Roger Goodell still doesn’t like gambling. And don’t even get him started on brothels.
But neither of those things kept him from jumping in the sack with Las Vegas this week, as the NFL casually voted to put the Raiders in Sin City.
The commissioner said Tuesday night as he wrapped up the NFL owners meeting that he’s still very concerned about the issue of gambling, but that enough other things changed that kept Las Vegas from being the boogeyman it once was.
“I would probably tell you that I think society has probably had a little bit of a change with respect to gambling in general,” Goodell said. “I think we still strongly oppose it in that room, and otherwise, legalized sports gambling. The integrity of our game is No. 1. We will not compromise on that.
“But I also believe that Las Vegas is not the same city it was 10 years ago or 20 years ago. It’s a much more diverse city. It has become an entertainment mecca. It’s the fastest-growing city in the country.
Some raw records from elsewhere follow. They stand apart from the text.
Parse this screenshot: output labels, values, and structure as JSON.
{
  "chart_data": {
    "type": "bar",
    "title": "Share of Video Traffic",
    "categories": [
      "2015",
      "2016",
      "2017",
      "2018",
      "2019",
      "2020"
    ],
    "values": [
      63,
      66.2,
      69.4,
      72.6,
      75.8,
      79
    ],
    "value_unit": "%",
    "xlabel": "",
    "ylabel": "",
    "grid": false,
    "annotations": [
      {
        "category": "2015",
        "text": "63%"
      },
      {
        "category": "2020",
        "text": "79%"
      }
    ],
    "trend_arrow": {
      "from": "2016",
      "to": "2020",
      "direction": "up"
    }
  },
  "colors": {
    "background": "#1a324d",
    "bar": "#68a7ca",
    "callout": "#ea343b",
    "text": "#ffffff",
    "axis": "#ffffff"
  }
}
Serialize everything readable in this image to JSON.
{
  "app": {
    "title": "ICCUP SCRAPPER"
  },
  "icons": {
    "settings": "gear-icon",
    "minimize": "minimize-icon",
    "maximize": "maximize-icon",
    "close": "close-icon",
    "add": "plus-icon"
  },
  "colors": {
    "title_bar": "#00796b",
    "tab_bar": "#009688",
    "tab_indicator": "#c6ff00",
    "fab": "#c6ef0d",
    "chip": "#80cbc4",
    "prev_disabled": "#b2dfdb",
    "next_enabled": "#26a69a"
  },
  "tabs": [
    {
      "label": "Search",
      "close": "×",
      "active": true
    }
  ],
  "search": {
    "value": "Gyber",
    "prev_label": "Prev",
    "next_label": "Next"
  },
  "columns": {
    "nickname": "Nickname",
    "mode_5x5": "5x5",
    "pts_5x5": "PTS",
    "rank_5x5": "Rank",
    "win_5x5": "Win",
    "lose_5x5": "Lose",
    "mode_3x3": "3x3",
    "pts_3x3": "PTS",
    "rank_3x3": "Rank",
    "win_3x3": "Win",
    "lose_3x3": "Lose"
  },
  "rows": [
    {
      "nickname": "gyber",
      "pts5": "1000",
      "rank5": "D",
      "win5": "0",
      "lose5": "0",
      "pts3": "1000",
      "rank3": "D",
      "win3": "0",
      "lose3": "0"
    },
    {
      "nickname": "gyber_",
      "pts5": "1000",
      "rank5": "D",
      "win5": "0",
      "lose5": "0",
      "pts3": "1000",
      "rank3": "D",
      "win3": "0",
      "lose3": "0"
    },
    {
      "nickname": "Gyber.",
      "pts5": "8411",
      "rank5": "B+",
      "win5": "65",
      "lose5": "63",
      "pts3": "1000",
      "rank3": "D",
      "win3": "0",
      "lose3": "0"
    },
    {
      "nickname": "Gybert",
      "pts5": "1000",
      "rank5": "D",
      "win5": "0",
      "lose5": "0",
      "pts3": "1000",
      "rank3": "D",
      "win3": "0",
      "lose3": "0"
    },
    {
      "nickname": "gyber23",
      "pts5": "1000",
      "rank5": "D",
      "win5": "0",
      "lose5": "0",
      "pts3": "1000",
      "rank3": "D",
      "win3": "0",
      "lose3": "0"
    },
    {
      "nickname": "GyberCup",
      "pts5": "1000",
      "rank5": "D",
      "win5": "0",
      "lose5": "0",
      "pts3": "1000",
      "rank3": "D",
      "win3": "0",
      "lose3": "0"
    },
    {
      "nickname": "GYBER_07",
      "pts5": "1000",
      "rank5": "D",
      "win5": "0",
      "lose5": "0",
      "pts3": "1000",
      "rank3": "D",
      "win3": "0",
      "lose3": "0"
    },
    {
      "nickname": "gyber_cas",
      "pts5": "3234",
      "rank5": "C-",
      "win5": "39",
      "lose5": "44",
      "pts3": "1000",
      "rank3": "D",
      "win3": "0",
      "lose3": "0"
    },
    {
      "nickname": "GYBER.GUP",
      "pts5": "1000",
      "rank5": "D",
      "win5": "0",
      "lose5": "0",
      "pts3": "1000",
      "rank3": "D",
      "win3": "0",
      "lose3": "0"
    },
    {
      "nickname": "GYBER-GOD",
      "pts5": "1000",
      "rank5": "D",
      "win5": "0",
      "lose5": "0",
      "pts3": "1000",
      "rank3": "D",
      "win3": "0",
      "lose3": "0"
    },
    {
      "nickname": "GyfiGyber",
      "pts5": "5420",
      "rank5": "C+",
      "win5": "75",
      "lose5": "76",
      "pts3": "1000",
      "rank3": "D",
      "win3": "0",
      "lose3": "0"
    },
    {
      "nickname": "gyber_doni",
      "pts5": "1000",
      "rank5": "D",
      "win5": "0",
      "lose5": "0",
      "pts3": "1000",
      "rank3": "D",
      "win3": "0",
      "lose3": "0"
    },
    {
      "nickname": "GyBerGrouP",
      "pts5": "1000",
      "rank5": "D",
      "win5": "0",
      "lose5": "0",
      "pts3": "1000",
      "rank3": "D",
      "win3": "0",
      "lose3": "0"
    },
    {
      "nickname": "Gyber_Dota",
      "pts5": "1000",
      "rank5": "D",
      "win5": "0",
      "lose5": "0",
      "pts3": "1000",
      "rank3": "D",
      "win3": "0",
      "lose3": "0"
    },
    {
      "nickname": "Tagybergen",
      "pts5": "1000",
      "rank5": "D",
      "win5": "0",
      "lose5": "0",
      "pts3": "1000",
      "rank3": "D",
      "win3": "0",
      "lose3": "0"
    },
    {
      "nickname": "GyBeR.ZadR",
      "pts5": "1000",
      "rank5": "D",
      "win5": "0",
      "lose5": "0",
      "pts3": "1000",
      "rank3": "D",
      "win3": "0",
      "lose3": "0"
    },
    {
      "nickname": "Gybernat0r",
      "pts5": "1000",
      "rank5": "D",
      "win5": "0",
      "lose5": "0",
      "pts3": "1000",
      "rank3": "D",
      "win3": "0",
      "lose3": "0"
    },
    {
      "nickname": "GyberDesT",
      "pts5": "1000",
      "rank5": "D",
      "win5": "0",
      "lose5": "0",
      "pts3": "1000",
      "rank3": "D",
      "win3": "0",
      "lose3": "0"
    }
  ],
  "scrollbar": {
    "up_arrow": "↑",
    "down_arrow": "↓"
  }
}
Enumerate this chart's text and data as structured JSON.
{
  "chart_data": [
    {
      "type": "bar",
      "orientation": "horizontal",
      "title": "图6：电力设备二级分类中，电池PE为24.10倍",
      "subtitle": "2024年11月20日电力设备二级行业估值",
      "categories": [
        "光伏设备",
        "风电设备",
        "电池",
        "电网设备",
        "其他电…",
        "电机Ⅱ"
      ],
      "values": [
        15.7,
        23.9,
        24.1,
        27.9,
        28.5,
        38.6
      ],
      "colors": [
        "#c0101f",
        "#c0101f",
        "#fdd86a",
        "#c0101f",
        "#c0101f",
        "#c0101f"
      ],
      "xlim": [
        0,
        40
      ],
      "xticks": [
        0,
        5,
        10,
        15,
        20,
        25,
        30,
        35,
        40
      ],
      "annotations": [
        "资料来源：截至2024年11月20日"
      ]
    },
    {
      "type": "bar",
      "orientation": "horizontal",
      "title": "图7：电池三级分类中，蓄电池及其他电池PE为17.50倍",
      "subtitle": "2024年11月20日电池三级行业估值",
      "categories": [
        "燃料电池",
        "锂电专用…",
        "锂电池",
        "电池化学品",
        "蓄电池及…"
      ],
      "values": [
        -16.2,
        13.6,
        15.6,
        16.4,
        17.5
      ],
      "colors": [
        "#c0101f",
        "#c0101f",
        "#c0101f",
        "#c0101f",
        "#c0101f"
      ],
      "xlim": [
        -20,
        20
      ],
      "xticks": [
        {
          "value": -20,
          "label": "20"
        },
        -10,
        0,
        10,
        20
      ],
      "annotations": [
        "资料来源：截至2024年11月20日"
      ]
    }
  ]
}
So I think when you look at it today versus what it was a decade or two ago, I think it’s a much different city. And they made a very compelling proposal, which the owners obviously approved overwhelmingly.”
That change in attitudes, and $750 million in public money (plus add-ons) made a difference, apparently.
Goodell has previously called gambling his top concern when it came to the integrity of the game. And while a question about the Raiders-themed brothel got a laugh out of him, the specter of gambling still looms large over the move. He made his serious face and talked about the importance of maintaining the “integrity of the game,” while at the same time suggesting the danger of putting 21-year-olds in Vegas on a full-time basis was no more dangerous than anywhere else (and to be fair, Odell Beckham and his boat trip in South Beach underscored some of that for him).
“My experience is that 21-year-olds can find trouble in a lot of different places, so that’s one of the reasons why we focus so much on our personal conduct policies,” he said. “It’s educating players and helping them make better judgments, giving them better information so they avoid problems. . . .
“We’re going to have to obviously keep a focus on that, no matter where our franchises are.”
But this one, obviously, he’ll need to keep both eyes on, even if that means lifting the eye patch.